I've long felt that Yeung Gor had a slightly effeminate personality...not in the same sense that a Qwai Fa Bo Deen practitioner would be effeminate. Yeung Gor was no she-male, but he had a, shall we say, unusually feminine-leaning worldview for a man of wulin.
I attribute this personality trait of Yeung Gor's to the fact that he generally grew up under the care of women. Father figures were either unavailable or defective in one way or another. Yeung Hong died before Yeung Gor was born. West Poison Au Yeung Fung's association with Yeung Gor was brief and besides, the man was out of his mind. Gwok Jing *could* have been that father figure, but there were too many underlying problems (i.e. Gwok's connection to Yeung Hong's death, Wong Yung, Gwok Fu, etc.). Chiu Tze Ging was terrible in every way.
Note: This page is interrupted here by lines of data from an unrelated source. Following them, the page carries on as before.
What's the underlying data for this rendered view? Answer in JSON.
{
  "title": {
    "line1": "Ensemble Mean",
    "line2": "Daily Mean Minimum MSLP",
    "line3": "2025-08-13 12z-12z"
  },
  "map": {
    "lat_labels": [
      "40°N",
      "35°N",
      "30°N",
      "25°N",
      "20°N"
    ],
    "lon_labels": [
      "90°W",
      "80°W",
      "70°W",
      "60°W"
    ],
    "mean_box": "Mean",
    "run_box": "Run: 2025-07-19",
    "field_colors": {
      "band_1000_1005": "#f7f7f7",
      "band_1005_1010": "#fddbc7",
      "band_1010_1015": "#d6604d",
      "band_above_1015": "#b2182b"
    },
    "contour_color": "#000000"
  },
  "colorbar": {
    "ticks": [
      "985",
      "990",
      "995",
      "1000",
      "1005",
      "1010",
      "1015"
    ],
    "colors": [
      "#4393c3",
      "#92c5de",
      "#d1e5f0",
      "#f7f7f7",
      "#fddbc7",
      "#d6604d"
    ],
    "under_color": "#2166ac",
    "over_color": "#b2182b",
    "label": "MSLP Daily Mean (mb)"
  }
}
Yeung Gor lived with his mother, Muk Lim Chi, until he was around ten or so. From there, it was several years on the streets, six months or so with the Gwoks, and another few months at the Cheun Jen Sect. After being adopted by Granny Sheun and Little Dragon Girl, he found the stability he had yearned for.
Thus raised almost entirely by women, Yeung Gor developed a feminine worldview. It would influence his personality development well into adulthood.
But what if Yeung Gor had, like Gwok Jing, grown up in the ultra alpha masculine milieu of the Mongolian warriors? If Yeung Gor had grown up on the steppes as Gwok Jing did, hunting and engaging in war with other men regularly, what kind of man would he have developed into?